The ElementMarker for the boundary for the DirichletCondition is 1. The solution to the PDE is obtained with

sol = NDSolveValue[{D[u[x, y], x, x] + D[u[x, y], y, y] == -3, 
    DirichletCondition[u[x, y] == 0, ElementMarker == 1]}, 
   u, {x, y} ∈ mesh]

Addendum

For some reason, I was initially curious about what seemed to be somewhat excessive refinement by ParametricPlot and also with controlling the mesh size on each segment of the boundary. When the edges have greatly different lengths, this will be desirable. If we assume that the parametrizations do not change their velocity much, then it seemed one might obtain a more uniform mesh with Table or Range without too much trouble. The subdivision of the interval {t, 0, 1} of the parameterizations should depend on the arc length of the edge and maximum cell measure.

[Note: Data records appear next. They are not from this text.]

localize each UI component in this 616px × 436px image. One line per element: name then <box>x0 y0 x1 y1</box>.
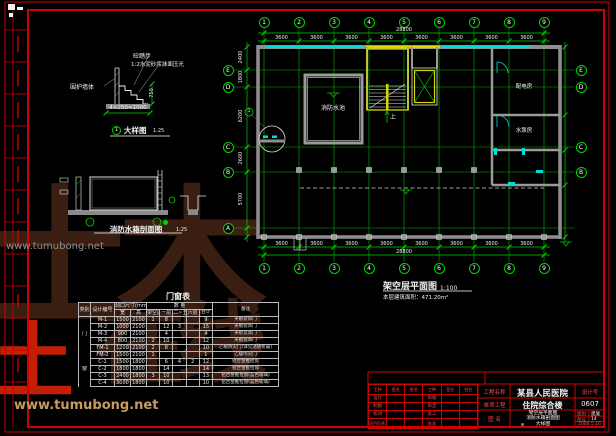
cell-category <box>79 380 91 387</box>
cell-total: 10 <box>199 380 212 387</box>
plan-title-row: 架空层平面图 1:100 <box>383 279 457 292</box>
cell-qty <box>186 317 199 324</box>
cell-total: 12 <box>199 359 212 366</box>
dimension-ticks <box>245 31 568 258</box>
cell-qty <box>186 366 199 373</box>
axis-bubble-right: B <box>576 167 587 178</box>
cell-width: 1500 <box>115 352 131 359</box>
table-row: 门 M-3 900 2100 4 4 夹板装饰门 <box>79 331 279 338</box>
cell-sign <box>441 411 459 419</box>
detail-bubble: 1 <box>112 126 121 135</box>
cell-code: C-1 <box>91 359 115 366</box>
table-row: C-4 3000 1800 10 10 铝合金推拉窗(蓝色玻璃) <box>79 380 279 387</box>
plan-top-total-dim: 28800 <box>374 27 434 33</box>
plan-dimension-lines <box>247 33 565 255</box>
cell-qty <box>173 331 186 338</box>
section-caption: 消防水箱剖面图 <box>96 224 176 235</box>
cell-category <box>79 373 91 380</box>
cell-height: 1800 <box>131 380 147 387</box>
detail-horizontal-dim: 4×250=1000 <box>102 105 154 111</box>
axis-bubbles-bottom: 123456789 <box>259 263 550 274</box>
cell-remark: 乙级防火门(详见消防专篇) <box>213 345 279 352</box>
bay-dim: 3600 <box>334 241 369 247</box>
door-window-table: 类别 设计编号 洞口尺寸(mm) 数 量 备注 宽高架空层一层二~五层六层合计 … <box>78 302 279 387</box>
cell-role: 项目负责人 <box>369 419 387 429</box>
signature-header-row: 工种签名姓名工种签名姓名 <box>369 385 478 395</box>
cell-qty <box>173 338 186 345</box>
cell-name <box>405 411 423 419</box>
cell-name <box>459 411 477 419</box>
cell-qty: 1 <box>147 317 160 324</box>
right-rooms <box>492 47 560 185</box>
cell-qty <box>147 331 160 338</box>
cell-qty <box>186 338 199 345</box>
axis-bubble: 8 <box>504 263 515 274</box>
header-cell: 数 量 <box>147 303 213 310</box>
header-cell: 合计 <box>199 310 212 317</box>
detail-finish-label: 1:2水泥砂浆抹面压光 <box>131 60 184 68</box>
drawing-no-value: 14 <box>591 417 597 422</box>
bay-dim: 3600 <box>299 35 334 41</box>
signature-row: 制图 审定 <box>369 403 478 411</box>
header-cell: 工种 <box>369 385 387 395</box>
cell-category <box>79 352 91 359</box>
entry-callout-number: 1 <box>245 109 253 114</box>
table-row: 窗 C-2 1800 1800 14 14 铝合金推拉窗 <box>79 366 279 373</box>
header-cell: 备注 <box>213 303 279 317</box>
cell-qty <box>173 366 186 373</box>
staircase <box>367 47 408 123</box>
table-row: FM-2 1500 2100 1 1 乙级防火门 <box>79 352 279 359</box>
watermark-url-mid: www.tumubong.net <box>6 241 104 252</box>
cell-remark: 铝合金推拉窗 <box>213 366 279 373</box>
cell-width: 900 <box>115 331 131 338</box>
cell-role: 设计 <box>369 395 387 403</box>
signature-row: 校对 总工 <box>369 411 478 419</box>
section-caption-dot <box>163 220 168 225</box>
cell-name <box>459 395 477 403</box>
axis-bubble-left: A <box>223 223 234 234</box>
watermark-url-bottom: www.tumubong.net <box>14 398 158 413</box>
cell-qty <box>147 359 160 366</box>
cell-width: 1200 <box>115 345 131 352</box>
cell-qty: 1 <box>147 352 160 359</box>
cell-width: 1800 <box>115 366 131 373</box>
cell-qty <box>186 331 199 338</box>
cell-qty <box>186 352 199 359</box>
detail-step-label: 砼踏步 <box>122 51 162 60</box>
axis-bubble: 3 <box>329 263 340 274</box>
cell-sign <box>387 395 405 403</box>
cell-role: 审核 <box>423 395 441 403</box>
axis-bubble: 9 <box>539 17 550 28</box>
cell-category <box>79 359 91 366</box>
cell-qty <box>186 324 199 331</box>
table-header-row-1: 类别 设计编号 洞口尺寸(mm) 数 量 备注 <box>79 303 279 310</box>
bay-dim: 3600 <box>404 241 439 247</box>
cell-height: 2100 <box>131 331 147 338</box>
door-window-table-title: 门窗表 <box>78 291 278 302</box>
cell-role: 审定 <box>423 403 441 411</box>
axis-bubble-left: B <box>223 167 234 178</box>
cell-code: FM-2 <box>91 352 115 359</box>
cell-qty: 12 <box>160 324 173 331</box>
header-cell: 设计编号 <box>91 303 115 317</box>
header-cell: 高 <box>131 310 147 317</box>
room-label-power: 配电房 <box>500 82 548 90</box>
cell-qty: 2 <box>147 338 160 345</box>
cell-sign <box>441 419 459 429</box>
bay-dim: 3600 <box>439 35 474 41</box>
bay-dim: 3600 <box>264 35 299 41</box>
bay-dim: 3600 <box>439 241 474 247</box>
cell-height: 2100 <box>131 324 147 331</box>
cell-qty <box>173 373 186 380</box>
cell-width: 3000 <box>115 380 131 387</box>
left-dim: 1800 <box>238 63 244 91</box>
cell-category <box>79 324 91 331</box>
cell-qty <box>173 352 186 359</box>
cell-height: 2100 <box>131 345 147 352</box>
cell-category: 门 <box>79 331 91 338</box>
axis-bubble: 1 <box>259 17 270 28</box>
cell-total: 1 <box>199 352 212 359</box>
cell-name <box>405 403 423 411</box>
cell-sign <box>387 419 405 429</box>
cell-qty <box>186 380 199 387</box>
detail-caption: 大样图 <box>124 125 147 136</box>
header-cell: 工种 <box>423 385 441 395</box>
design-no: 0607 <box>576 400 604 408</box>
cell-height: 1800 <box>131 366 147 373</box>
room-label-fire-pool: 消防水池 <box>308 103 358 112</box>
axis-bubble: 8 <box>504 17 515 28</box>
drawing-name-dot <box>521 423 524 426</box>
cell-qty: 8 <box>160 317 173 324</box>
cell-category <box>79 338 91 345</box>
cad-sheet: 土木 在线 土 www.tumubong.net www.tumubong.ne… <box>0 0 616 436</box>
plan-top-bay-dims: 36003600360036003600360036003600 <box>264 35 544 41</box>
axis-bubble-left: D <box>223 82 234 93</box>
signature-row: 项目负责人 批准 <box>369 419 478 429</box>
label-project-name: 工程名称 <box>479 388 510 396</box>
cell-remark: 夹板装饰门 <box>213 331 279 338</box>
cell-qty: 6 <box>160 359 173 366</box>
cell-name <box>405 419 423 429</box>
cell-height: 2100 <box>131 338 147 345</box>
cell-sign <box>387 411 405 419</box>
cell-remark: 铝合金推拉窗(蓝色玻璃) <box>213 380 279 387</box>
axis-bubble-right: D <box>576 82 587 93</box>
header-cell: 姓名 <box>405 385 423 395</box>
plan-axis-grid <box>234 28 575 262</box>
cell-total: 4 <box>199 331 212 338</box>
plan-bottom-bay-dims: 36003600360036003600360036003600 <box>264 241 544 247</box>
cell-qty <box>173 317 186 324</box>
cell-sign <box>441 395 459 403</box>
axis-bubble: 5 <box>399 263 410 274</box>
cell-height: 1800 <box>131 359 147 366</box>
bay-dim: 3600 <box>369 35 404 41</box>
axis-bubble: 9 <box>539 263 550 274</box>
axis-bubble: 3 <box>329 17 340 28</box>
label-design-no: 设计号 <box>576 388 604 396</box>
cell-code: C-2 <box>91 366 115 373</box>
project-name: 某县人民医院 <box>510 387 575 399</box>
axis-bubble: 7 <box>469 263 480 274</box>
header-cell: 二~五层 <box>173 310 186 317</box>
cell-total: 10 <box>199 345 212 352</box>
cell-sign <box>387 403 405 411</box>
detail-scale: 1:25 <box>153 128 164 134</box>
detail-wall-label: 围护墙体 <box>60 82 104 91</box>
drawing-date: 2006.5.16 <box>575 422 604 427</box>
cell-role: 校对 <box>369 411 387 419</box>
cell-category: 窗 <box>79 366 91 373</box>
cell-total: 15 <box>199 324 212 331</box>
elevator-shaft <box>412 47 437 105</box>
axis-bubble-right: C <box>576 142 587 153</box>
header-cell: 一层 <box>160 310 173 317</box>
axis-bubble: 4 <box>364 17 375 28</box>
axis-bubble: 6 <box>434 263 445 274</box>
cell-width: 800 <box>115 338 131 345</box>
cell-code: M-4 <box>91 338 115 345</box>
bay-dim: 3600 <box>369 241 404 247</box>
cell-remark: 铝合金推拉窗(蓝色玻璃) <box>213 373 279 380</box>
axis-bubble: 6 <box>434 17 445 28</box>
corner-mark <box>17 7 23 10</box>
plan-title: 架空层平面图 <box>383 279 437 292</box>
header-cell: 架空层 <box>147 310 160 317</box>
cell-qty: 3 <box>173 324 186 331</box>
entry-callout <box>245 108 285 152</box>
bay-dim: 3600 <box>509 35 544 41</box>
cell-remark: 夹板装饰门 <box>213 338 279 345</box>
left-dim: 2600 <box>238 144 244 172</box>
header-cell: 签名 <box>387 385 405 395</box>
cell-qty: 4 <box>160 331 173 338</box>
axis-bubble: 4 <box>364 263 375 274</box>
cell-role: 制图 <box>369 403 387 411</box>
cell-category <box>79 345 91 352</box>
axis-bubble-left: C <box>223 142 234 153</box>
cell-qty <box>160 352 173 359</box>
cell-qty <box>147 380 160 387</box>
table-row: M-1 1500 2100 1 8 9 夹板装饰门 <box>79 317 279 324</box>
cell-name <box>459 419 477 429</box>
cell-qty: 2 <box>186 359 199 366</box>
cell-sign <box>441 403 459 411</box>
cell-qty <box>173 345 186 352</box>
plan-scale: 1:100 <box>440 285 457 292</box>
bay-dim: 3600 <box>509 241 544 247</box>
cell-remark: 夹板装饰门 <box>213 317 279 324</box>
bay-dim: 3600 <box>474 241 509 247</box>
cell-height: 2100 <box>131 317 147 324</box>
cell-name <box>405 395 423 403</box>
signature-row: 设计 审核 <box>369 395 478 403</box>
cell-qty <box>147 366 160 373</box>
cell-qty: 4 <box>173 359 186 366</box>
left-dim: 6200 <box>238 102 244 130</box>
cell-qty <box>173 380 186 387</box>
bay-dim: 3600 <box>334 35 369 41</box>
cell-role: 总工 <box>423 411 441 419</box>
cell-total: 9 <box>199 317 212 324</box>
cell-qty: 10 <box>160 373 173 380</box>
section-scale: 1:25 <box>176 227 187 233</box>
cell-width: 2400 <box>115 373 131 380</box>
cell-remark: 夹板装饰门 <box>213 324 279 331</box>
sub-project-name: 住院综合楼 <box>510 400 575 411</box>
cell-total: 13 <box>199 373 212 380</box>
bay-dim: 3600 <box>404 35 439 41</box>
cell-category <box>79 317 91 324</box>
axis-bubble: 2 <box>294 263 305 274</box>
cell-qty: 8 <box>160 345 173 352</box>
header-cell: 宽 <box>115 310 131 317</box>
detail-vertical-dim: 750 <box>149 83 155 103</box>
cell-remark: 乙级防火门 <box>213 352 279 359</box>
cell-qty: 10 <box>160 380 173 387</box>
cell-qty: 14 <box>160 366 173 373</box>
corner-mark <box>8 4 15 10</box>
plan-area-note: 本层建筑面积：471.20m² <box>383 293 448 301</box>
bay-dim: 3600 <box>474 35 509 41</box>
axis-bubble-right: E <box>576 65 587 76</box>
cell-code: C-3 <box>91 373 115 380</box>
bay-dim: 3600 <box>299 241 334 247</box>
corner-mark <box>9 13 13 17</box>
label-sub-project: 单项工程 <box>479 401 510 409</box>
room-label-pump: 水泵房 <box>500 126 548 134</box>
axis-bubble: 2 <box>294 17 305 28</box>
table-row: C-3 2400 1800 3 10 13 铝合金推拉窗(蓝色玻璃) <box>79 373 279 380</box>
table-row: FM-1 1200 2100 2 8 10 乙级防火门(详见消防专篇) <box>79 345 279 352</box>
cell-width: 1500 <box>115 359 131 366</box>
cell-total: 14 <box>199 366 212 373</box>
cell-height: 2100 <box>131 352 147 359</box>
cell-name <box>459 403 477 411</box>
table-row: C-1 1500 1800 6 4 2 12 铝合金推拉窗 <box>79 359 279 366</box>
cell-width: 1500 <box>115 317 131 324</box>
table-row: M-4 800 2100 2 10 12 夹板装饰门 <box>79 338 279 345</box>
cell-width: 1000 <box>115 324 131 331</box>
cell-qty <box>186 345 199 352</box>
cell-height: 1800 <box>131 373 147 380</box>
cell-qty: 3 <box>147 373 160 380</box>
axis-bubble: 1 <box>259 263 270 274</box>
cell-code: M-1 <box>91 317 115 324</box>
plan-bottom-total-dim: 28800 <box>374 249 434 255</box>
signature-table: 工种签名姓名工种签名姓名 设计 审核 制图 审定 校对 总工 <box>368 384 478 429</box>
cell-code: FM-1 <box>91 345 115 352</box>
cell-remark: 铝合金推拉窗 <box>213 359 279 366</box>
cell-role: 批准 <box>423 419 441 429</box>
label-drawing-name: 图 名 <box>479 415 510 423</box>
header-cell: 类别 <box>79 303 91 317</box>
header-cell: 洞口尺寸(mm) <box>115 303 147 310</box>
header-cell: 六层 <box>186 310 199 317</box>
header-cell: 姓名 <box>459 385 477 395</box>
cell-qty: 10 <box>160 338 173 345</box>
cell-code: C-4 <box>91 380 115 387</box>
cell-code: M-2 <box>91 324 115 331</box>
cell-qty: 2 <box>147 345 160 352</box>
axis-bubble: 7 <box>469 17 480 28</box>
bay-dim: 3600 <box>264 241 299 247</box>
table-row: M-2 1000 2100 12 3 15 夹板装饰门 <box>79 324 279 331</box>
cell-code: M-3 <box>91 331 115 338</box>
stair-up-label: 上 <box>390 112 396 121</box>
cell-qty <box>186 373 199 380</box>
cell-qty <box>147 324 160 331</box>
cell-total: 12 <box>199 338 212 345</box>
axis-bubble-left: E <box>223 65 234 76</box>
left-dim: 5700 <box>238 185 244 213</box>
header-cell: 签名 <box>441 385 459 395</box>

parametricEdgesToBoundaryMesh[edgefns_, 
   opts : OptionsPattern[ToBoundaryMesh]] := 
  With[{lengths = Map[ArcLength@DiscretizeRegion@Line@Table[#[t], {t, 0., 1., 1/32}] &, edgefns]},
   With[{ninteverals = Map[Ceiling[(1/If[NumericQ[#], #, Max[lengths]/50.] &@
            OptionValue["MaxBoundaryCellMeasure"]) #] &, lengths]},
    edgesToBoundaryMesh[
     MapThread[Function[t, #[t]] /@ Rescale[Range[0, #2], {0., #2}] &, {edgefns, ninteverals}],
     opts]
    ]];

ClearAll[parametricPatch];
SetAttributes[parametricPatch, HoldAll];
parametricPatch[f_, domain : {{u1_, u2_}, {v1_, v2_}} : {{0, 1}, {0, 1}}] :=
  Activate[
   Function /@ Inactive[f] @@@ Transpose@MapThread[Rescale,
       {Transpose[{{#1, v1}, {u2, #1}, {u2 - #1, v2}, {u1, v2 - #1}}],
        {{u1, u2}, {v1, v2}}}]
   ];

The utility parametricPatch takes a parametrization f over a rectangular domain and returns a list of parametrizations of the edges over the unit interval.

bmesh = parametricEdgesToBoundaryMesh[
  parametricPatch[bezierfunc], "MaxBoundaryCellMeasure" -> 2.];
mesh = ToElementMesh[bmesh];
mesh["Wireframe"]

Mathematica graphics

This has 254 triangles compared to over 3000 with the default ParametricPlot. This is not a great advantage in this particular case. I think the important consideration here is to divide the edge segments of the boundary into similarly sized line elements.